Researchers Shannon Wotherspoon, William Hartmann, and Matthew Snover from Raytheon BBN published a paper in March 2024 introducing a corpus based on a set of Mandarin Chinese audio training data for speech machine translation (MT) with matched text translations into English. Raytheon BBN is a research and technology company within the Raytheon (RTX) group, a major defense contractor based in Cambridge, USA.

The purpose of the type of paired source-language speech and target-language text dataset, explained the researchers, was to create a Mandarin-English corpus to train end-to-end speech translation systems and improve cascaded systems as well.

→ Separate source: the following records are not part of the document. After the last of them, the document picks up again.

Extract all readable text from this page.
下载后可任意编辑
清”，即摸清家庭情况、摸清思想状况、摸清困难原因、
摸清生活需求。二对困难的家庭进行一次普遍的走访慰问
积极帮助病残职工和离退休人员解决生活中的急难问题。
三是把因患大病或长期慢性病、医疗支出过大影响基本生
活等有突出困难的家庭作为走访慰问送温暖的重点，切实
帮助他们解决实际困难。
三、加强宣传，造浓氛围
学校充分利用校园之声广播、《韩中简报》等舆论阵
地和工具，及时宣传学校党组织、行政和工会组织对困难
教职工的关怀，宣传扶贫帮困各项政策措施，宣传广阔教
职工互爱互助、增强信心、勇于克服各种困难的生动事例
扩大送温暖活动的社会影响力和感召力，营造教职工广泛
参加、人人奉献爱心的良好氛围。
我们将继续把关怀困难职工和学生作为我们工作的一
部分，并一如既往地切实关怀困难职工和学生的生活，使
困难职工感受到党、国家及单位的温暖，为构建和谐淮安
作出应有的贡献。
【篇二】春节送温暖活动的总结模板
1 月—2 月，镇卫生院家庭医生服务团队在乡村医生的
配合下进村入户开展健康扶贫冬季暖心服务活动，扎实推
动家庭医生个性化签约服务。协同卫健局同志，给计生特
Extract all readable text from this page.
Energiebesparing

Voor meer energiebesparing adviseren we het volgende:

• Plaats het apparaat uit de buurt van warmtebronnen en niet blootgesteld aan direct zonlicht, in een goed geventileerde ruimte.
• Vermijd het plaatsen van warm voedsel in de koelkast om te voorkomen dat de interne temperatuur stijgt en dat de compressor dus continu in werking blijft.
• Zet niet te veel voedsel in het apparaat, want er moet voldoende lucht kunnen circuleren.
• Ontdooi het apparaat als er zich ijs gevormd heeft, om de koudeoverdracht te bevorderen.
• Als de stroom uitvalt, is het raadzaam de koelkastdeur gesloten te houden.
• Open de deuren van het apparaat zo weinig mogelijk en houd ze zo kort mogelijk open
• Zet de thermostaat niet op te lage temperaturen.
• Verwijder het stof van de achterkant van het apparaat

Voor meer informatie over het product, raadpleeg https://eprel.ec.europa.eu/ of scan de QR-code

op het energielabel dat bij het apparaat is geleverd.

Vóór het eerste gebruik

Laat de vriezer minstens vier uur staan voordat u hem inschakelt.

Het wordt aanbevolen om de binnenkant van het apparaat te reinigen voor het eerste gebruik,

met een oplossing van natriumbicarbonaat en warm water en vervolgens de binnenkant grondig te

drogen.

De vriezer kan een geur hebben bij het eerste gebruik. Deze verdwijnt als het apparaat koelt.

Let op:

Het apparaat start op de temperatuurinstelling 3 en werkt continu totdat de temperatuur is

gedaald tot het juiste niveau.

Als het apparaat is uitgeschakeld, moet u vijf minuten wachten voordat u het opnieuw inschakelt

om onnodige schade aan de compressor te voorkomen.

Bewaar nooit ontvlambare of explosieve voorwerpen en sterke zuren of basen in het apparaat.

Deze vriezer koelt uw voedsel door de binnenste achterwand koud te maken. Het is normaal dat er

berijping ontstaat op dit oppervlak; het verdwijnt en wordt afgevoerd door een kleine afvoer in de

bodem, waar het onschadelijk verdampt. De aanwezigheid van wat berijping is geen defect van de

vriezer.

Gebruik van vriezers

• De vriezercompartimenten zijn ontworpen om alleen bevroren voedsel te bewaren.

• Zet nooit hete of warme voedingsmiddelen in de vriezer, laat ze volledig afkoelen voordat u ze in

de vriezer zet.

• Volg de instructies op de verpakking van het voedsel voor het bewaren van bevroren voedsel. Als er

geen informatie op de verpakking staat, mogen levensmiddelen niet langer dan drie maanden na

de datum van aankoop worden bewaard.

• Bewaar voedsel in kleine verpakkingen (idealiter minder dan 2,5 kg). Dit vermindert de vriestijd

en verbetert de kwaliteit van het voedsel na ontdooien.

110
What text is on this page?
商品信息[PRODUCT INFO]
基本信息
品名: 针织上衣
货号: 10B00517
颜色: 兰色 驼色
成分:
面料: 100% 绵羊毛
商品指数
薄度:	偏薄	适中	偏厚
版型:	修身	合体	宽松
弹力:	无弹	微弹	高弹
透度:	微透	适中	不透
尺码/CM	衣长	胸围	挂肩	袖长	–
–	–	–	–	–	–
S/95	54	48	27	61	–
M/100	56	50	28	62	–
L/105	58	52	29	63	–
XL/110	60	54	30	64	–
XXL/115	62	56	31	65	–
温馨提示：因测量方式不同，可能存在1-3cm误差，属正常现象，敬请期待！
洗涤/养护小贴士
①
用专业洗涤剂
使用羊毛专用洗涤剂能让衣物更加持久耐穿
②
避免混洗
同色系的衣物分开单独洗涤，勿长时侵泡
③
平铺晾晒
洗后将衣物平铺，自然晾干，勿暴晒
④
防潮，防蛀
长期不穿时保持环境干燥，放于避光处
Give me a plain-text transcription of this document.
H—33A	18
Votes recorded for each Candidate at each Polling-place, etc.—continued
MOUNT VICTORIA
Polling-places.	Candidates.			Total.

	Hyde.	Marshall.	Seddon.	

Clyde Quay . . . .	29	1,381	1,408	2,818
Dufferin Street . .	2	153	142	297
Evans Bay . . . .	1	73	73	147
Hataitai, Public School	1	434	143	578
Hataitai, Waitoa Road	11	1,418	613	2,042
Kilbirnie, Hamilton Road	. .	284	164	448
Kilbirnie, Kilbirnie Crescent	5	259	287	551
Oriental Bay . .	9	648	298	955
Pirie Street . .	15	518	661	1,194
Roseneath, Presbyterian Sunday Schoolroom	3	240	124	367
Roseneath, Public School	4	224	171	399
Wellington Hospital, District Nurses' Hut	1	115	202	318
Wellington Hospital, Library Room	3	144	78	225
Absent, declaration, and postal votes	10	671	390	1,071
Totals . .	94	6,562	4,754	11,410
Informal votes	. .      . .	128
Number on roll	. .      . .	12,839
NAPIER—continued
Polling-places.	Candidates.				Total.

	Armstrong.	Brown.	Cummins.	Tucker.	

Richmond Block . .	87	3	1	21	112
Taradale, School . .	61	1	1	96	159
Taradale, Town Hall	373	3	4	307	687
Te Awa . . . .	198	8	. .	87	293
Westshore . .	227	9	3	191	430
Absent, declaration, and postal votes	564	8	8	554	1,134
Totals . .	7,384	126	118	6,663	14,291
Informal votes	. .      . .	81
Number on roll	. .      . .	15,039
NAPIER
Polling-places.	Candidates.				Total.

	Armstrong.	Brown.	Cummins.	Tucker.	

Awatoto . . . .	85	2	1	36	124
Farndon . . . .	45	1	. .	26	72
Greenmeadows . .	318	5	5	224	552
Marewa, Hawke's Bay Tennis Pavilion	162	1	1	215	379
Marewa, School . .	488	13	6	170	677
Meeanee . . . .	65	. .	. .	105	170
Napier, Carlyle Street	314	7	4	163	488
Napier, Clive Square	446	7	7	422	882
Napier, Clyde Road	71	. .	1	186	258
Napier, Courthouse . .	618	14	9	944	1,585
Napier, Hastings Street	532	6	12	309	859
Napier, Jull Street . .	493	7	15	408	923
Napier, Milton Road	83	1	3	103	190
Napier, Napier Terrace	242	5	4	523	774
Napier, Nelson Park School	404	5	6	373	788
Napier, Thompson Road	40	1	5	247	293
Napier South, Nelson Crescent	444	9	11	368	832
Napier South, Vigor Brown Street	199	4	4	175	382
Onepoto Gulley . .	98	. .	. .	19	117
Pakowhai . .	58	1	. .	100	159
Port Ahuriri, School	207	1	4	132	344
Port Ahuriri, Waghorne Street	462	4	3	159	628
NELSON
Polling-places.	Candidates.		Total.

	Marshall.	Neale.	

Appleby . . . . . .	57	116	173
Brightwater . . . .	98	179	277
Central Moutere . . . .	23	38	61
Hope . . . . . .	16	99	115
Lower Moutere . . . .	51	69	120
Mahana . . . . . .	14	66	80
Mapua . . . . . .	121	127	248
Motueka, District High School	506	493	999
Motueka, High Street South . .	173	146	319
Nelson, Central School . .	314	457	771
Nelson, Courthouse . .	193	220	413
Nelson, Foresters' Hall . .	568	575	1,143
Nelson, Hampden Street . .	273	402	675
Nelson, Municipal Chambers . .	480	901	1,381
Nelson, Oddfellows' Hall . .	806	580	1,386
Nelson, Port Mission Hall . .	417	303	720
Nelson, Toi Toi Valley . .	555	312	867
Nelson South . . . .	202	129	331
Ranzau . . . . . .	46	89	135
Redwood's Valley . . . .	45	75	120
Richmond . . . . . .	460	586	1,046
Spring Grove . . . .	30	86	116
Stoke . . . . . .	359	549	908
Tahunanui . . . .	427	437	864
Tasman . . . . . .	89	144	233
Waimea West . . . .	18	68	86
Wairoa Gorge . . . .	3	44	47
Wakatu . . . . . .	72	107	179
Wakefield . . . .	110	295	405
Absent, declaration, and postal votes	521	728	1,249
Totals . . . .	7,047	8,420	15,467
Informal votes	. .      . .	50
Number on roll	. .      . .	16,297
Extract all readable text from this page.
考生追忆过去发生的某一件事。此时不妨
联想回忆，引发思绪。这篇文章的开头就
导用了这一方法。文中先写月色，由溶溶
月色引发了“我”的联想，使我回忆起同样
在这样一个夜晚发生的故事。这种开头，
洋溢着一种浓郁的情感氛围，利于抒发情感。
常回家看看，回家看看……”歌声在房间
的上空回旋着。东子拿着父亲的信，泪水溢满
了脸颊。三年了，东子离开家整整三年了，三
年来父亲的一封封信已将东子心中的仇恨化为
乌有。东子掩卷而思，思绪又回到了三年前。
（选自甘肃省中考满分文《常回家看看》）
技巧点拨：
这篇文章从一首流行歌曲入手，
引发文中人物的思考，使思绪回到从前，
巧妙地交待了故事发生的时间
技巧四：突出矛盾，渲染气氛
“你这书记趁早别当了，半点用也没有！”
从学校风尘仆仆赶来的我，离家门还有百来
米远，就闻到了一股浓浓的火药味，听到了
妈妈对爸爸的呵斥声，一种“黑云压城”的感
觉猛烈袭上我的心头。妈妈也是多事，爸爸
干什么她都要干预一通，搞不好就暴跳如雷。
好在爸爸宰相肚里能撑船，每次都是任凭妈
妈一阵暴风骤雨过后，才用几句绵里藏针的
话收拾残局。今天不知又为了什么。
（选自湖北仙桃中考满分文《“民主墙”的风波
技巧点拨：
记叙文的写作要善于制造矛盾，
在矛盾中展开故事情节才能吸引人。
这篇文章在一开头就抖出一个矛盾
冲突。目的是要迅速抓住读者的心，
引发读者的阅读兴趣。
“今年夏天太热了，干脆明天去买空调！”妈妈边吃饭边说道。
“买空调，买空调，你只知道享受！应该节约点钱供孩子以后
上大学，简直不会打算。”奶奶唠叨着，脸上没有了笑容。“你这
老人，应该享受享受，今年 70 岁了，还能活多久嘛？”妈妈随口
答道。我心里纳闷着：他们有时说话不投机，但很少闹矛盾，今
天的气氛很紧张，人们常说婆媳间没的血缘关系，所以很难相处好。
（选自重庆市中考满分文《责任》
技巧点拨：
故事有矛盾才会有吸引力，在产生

The researchers argue that the resulting corpus is “addressing a critical gap in resources and underscoring the importance of domain-specific data in advancing the state-of-the-art in speech translation.”

The process used by the Raytheon BBN researchers involved sourcing data from 123.5 hours of Mandarin telephone conversations. The speech data was obtained from two public datasets: the CallHome Mandarin Chinese Speech and the HKUST Mandarin Telephone Speech datasets.

The CallHome dataset contained 242 unscripted telephone conversations between native Mandarin speakers, whereas the HKUST dataset contained 90 hours of speech from 1,124 conversations between Mandarin speakers (not necessarily all native speakers) in Mainland China.

The data were split into train, development, and test sets, with the train set being a mix of both Mandarin datasets. For the two development sets and the test set the researchers used only CallHome dataset conversations.

The text translations into English were done by Mandarin-English bilingual annotators at Appen, using transcripts. The annotators did not have access to the audio for the conversations and used the surrounding transcript text as context. For the final resulting text corpus, identical speech utterances were translated only once, regardless of frequency, and the annotators were instructed “to preserve any disfluencies, hesitations, or code-switching present in the data.​”

For their experiments, the researchers used output from an automatic speech recognition (ASR) model using Raytheon BBN’s own speech processing platform, called “Sage,” which the company introduced in 2016. The model was trained on the Mandarin conversational telephone speech train dataset, along with an additional 137 hours of Mandarin ASR-only data from the HKUST set.

The researchers reported evidence in their results that general-purpose models may suffice for some domain MT but fall short for others, and they performed poorly for the Mandarin conversational speech domain.

After fine-tuning the model to the conversational, domain-specific speech train set the researchers created, MT scores obtained using the BLEU metric improved by 137% compared to results from training on just general-purpose models.